HDD have to be bought new, as well as anything mechanical (eg fans). But for motherboards, CPU, RAM and SSD, there is great value in buying used enterprise hardware on ebay. It is generally durable hardware that spent a quiet life in a temperature controlled datacentre, server motherboards from 5 years ago are absolute aircraft carriers in term of PCIe lanes and functionalities. Used enterprise SSDs are probably more durable than a new retail SSD, plus power loss protection and better performance.

The only downside is slightly higher power consumption. But just bought a 32 core 3rd gen Xeon CPU + motherboard, 128GB RAM, it idles at 75w without disks which isn't terrible. And you can build a more powerful NAS for a third of the price of a high end Synology. Unlikely that the additional 20-30w idle power consumption will cost you more than that.

I wouldn't say that being new is an absolute requirement. I recently upgraded my ZFS pool from SATA to SAS HDDs. Since SAS HDDs have much better firmware for early error detection and monitoring, I decided to buy 50% refurbished. Even if I lost half of them, I would still be safe. I also have offsite backups. This setup worked really well for me, and I feel completely confident that my data is safe while not wasting unnecessary resources. Whether to use new or used equipment therefore depends on the setup.

Agree, but that's taking a risk with your data (whereas if a MB fails, you likely just need to replace it but your data is fine), and HDD kind of have a finite number of hours in them. Where buying them used I think makes sense is for a backup server, that you leave off except the few hours in a week where you do an incremental backup. Then it doesn't really matter that the drives have already been running for 3 or 4 years.

With the redundancy in a raidz2 or mirror, the driver can and will fail. I count on this. But it can happen in a controlled manner.

So you buy used enterprise disks because their error detection is 'better'?

Do you have any source for this claim? Why would be the firmware so different? Software is cheap i don't think they would be that different.

I mean a used enterprise disk gets sold after it was running on heavy load for a long time. Any consumer hdd will have a lot less runtime than enterprise disks.

The protocol is better (SAS). Once I put them in, I immediately noticed transmission issues in a counter going up for several of my HDDs where the SATA showed no errors at all. It was a faulty backplane that introduced these transmission issues that went unnoticed by my SATA drives for several years.

Maybe 75 W without disk is not terrible but it's not good. My unoptimized ARM servers idle at about 3 or 4 W and add another 1 or 10 W when their SSDs or HDDs are switched on.

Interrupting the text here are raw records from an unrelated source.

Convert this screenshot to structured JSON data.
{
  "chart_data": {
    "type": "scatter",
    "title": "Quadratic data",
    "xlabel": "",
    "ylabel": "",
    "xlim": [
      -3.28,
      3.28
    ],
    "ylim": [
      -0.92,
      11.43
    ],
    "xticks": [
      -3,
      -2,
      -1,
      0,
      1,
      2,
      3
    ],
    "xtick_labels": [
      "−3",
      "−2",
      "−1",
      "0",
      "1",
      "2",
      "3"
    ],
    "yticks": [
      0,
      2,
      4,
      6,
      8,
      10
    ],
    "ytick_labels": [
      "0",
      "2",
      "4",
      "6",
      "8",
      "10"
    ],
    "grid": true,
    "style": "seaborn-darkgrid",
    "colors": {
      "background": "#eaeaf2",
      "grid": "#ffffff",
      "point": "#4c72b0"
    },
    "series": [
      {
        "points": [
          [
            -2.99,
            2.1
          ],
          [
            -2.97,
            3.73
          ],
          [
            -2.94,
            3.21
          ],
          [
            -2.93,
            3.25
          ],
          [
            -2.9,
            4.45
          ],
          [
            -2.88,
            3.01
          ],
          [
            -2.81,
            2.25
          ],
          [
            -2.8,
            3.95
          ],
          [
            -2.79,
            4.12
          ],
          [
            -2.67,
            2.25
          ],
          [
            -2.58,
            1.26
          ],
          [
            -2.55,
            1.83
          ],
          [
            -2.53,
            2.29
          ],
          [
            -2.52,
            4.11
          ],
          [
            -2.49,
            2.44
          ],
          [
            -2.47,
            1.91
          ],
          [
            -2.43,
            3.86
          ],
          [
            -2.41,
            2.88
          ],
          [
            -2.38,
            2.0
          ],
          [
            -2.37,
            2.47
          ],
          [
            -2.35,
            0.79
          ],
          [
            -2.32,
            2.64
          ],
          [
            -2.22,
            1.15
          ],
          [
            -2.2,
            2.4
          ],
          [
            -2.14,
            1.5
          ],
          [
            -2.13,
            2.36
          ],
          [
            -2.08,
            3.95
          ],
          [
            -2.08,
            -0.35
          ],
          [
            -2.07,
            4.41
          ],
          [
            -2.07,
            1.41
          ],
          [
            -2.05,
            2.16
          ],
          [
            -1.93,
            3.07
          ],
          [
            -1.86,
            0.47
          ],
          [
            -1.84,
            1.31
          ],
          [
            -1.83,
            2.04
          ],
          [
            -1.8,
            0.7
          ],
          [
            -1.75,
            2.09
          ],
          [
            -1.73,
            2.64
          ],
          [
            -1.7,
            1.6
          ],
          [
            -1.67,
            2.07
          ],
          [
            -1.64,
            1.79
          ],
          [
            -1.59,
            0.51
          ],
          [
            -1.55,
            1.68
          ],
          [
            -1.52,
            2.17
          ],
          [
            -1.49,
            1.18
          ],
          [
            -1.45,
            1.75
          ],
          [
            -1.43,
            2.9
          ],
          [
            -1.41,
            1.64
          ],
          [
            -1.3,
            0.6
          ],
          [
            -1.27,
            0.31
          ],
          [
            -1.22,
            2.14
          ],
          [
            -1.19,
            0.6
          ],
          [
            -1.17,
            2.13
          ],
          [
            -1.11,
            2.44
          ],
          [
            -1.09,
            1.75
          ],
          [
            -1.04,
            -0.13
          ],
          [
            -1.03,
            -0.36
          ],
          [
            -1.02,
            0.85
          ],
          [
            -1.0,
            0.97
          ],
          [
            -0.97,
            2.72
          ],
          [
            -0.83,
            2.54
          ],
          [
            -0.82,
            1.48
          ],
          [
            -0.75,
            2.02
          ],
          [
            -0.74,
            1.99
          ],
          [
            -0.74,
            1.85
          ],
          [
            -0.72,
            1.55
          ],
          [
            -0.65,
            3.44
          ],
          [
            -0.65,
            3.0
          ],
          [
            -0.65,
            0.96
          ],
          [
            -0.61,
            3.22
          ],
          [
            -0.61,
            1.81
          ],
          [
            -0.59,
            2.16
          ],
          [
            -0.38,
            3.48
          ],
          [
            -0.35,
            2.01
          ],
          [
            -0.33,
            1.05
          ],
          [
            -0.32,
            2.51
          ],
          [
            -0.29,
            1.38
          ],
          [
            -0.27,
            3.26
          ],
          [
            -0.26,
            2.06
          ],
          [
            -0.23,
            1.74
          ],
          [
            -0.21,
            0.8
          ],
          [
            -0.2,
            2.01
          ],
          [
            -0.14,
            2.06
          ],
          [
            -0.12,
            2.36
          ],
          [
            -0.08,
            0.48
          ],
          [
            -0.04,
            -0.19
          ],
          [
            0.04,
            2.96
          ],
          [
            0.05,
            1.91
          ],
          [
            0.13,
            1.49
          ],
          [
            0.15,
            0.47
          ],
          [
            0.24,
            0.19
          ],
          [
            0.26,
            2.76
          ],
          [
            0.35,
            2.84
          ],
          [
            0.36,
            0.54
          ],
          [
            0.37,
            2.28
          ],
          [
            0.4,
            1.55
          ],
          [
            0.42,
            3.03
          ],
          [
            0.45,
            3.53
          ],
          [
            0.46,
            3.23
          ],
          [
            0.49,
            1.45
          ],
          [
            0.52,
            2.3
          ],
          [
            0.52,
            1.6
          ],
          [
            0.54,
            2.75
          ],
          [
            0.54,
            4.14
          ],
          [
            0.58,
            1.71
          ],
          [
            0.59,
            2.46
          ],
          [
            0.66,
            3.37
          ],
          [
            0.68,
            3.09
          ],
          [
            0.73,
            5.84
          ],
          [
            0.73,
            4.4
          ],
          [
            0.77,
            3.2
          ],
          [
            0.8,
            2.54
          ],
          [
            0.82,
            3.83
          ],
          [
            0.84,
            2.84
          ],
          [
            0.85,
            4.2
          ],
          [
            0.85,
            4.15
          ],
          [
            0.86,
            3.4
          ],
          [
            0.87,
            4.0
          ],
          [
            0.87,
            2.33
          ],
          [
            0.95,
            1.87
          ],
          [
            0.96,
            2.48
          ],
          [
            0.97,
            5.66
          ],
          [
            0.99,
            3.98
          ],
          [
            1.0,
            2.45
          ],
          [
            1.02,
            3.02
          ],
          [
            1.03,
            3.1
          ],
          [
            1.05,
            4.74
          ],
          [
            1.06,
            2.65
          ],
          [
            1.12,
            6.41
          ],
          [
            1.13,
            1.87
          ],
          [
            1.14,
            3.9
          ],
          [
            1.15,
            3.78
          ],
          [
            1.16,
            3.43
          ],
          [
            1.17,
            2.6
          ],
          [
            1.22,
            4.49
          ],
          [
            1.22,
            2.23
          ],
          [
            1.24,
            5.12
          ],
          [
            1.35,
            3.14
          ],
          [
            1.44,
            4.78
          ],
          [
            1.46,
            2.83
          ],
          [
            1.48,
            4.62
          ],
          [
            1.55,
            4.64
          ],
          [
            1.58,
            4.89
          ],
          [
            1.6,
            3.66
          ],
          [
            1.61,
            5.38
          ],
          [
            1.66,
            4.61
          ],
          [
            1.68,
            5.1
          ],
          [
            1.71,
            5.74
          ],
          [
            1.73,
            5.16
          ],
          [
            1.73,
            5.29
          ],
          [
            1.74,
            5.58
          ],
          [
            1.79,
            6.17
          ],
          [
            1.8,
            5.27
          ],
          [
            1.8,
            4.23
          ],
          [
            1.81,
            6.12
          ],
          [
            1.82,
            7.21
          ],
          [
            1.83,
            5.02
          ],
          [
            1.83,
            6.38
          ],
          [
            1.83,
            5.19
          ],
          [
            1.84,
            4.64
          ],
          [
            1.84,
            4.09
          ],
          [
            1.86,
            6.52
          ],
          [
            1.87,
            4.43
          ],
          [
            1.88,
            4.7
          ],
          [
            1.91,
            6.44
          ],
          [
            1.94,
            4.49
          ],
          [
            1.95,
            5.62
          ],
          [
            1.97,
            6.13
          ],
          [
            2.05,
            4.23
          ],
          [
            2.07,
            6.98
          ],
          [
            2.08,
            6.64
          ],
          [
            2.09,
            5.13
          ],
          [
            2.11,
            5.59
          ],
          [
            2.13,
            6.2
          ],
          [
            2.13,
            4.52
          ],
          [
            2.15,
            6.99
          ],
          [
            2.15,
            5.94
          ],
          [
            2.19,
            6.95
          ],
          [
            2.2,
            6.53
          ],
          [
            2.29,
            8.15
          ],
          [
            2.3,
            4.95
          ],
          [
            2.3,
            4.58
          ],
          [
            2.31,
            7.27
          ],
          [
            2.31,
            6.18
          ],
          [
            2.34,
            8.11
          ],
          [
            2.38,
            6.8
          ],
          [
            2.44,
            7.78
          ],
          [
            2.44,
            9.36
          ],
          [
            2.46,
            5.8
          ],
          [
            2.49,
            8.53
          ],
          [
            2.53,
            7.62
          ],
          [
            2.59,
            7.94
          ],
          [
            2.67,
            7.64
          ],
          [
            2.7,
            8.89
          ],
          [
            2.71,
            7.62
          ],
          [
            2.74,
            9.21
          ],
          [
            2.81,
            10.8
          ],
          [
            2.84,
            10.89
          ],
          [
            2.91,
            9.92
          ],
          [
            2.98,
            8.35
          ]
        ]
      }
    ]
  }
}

75 W probably need active cooling. 4 W do not.

Anyway you can probably do many more things with that 75 W server.

A raspberry pi will go even lower. But as you say, not really comparable in term of functionality. I am comparing this to high end consumer NAS, which will idle at 30-40w minimum.

75W idle is 650kWh a year, that's quite significant in the context of a home.

Well, a Synology NAS would probably consume like 30-40w, so we are talking about an excess of $70-100 a year where I live. Depends on one's budget of course, but not really a big deal for me. And certainly less than what I am saving on the upfront cost.

260 Euros in Germany. And this heat also has to be moved out

Well that’s on you for living in the failed state of Germany, where power is 3-4x as expensive as it is in sensible countries like the US.

It's frustrating when a comment is both needlessly belligerent flamebait AND wrong about electricity prices in the US. I guess that's what makes effective flamebait

German electricity prices are around €0.38/kwh based on my quick googling which is roughly $0.44/kwh. I pay $0.12-0.13/kwh in the US so I’m at least right factually up to rounding.

Wrong. I pay €0,23/kWh, so do your homework.

What exactly is failing in Germany, and why is it important in this context?

They have failed to have a sensible industrial and energy policy, leading to around net 0 GDP growth since 2019. I’m sure for the degrowth elites though this is not a failure it is working as intended.

Enterprise hardware is very seldom a good idea.

The hardware has different form factors (19"), two power supplies, very loud, very power hungry.

There are so many good combinations of old and still functional hardware for consumers.

My main pc 6 years ago had a powerful cpu and idle load of 15 watts due to the combination of mainboard and amount of components i had in it (one ram block instead of 2 or so).

And often enough, if you can buy enterpsire hardware, the hardware is so outdated that a current consumer system would beat it without looking at it.

If you then need to replace something, its hard to find or its differennt like the power supply.

The datahoarder community frequently utilizes used hard drives.

That's perfectly fine, if your NAS has redundancy and you can recover from 1 - 2 disk failures, and you're buying the drives from a reputable reseller.

I usually buy used hard drives, but prices are strange for all electronics right now. It's a bad time to buy anything computer-related, but especially used goods which aren't discounted as much as normal are priced higher due to massive inflation (to the point that refurbished drives I bought 5 years ago have a better dollar/GB ratio than refurbs I can buy today).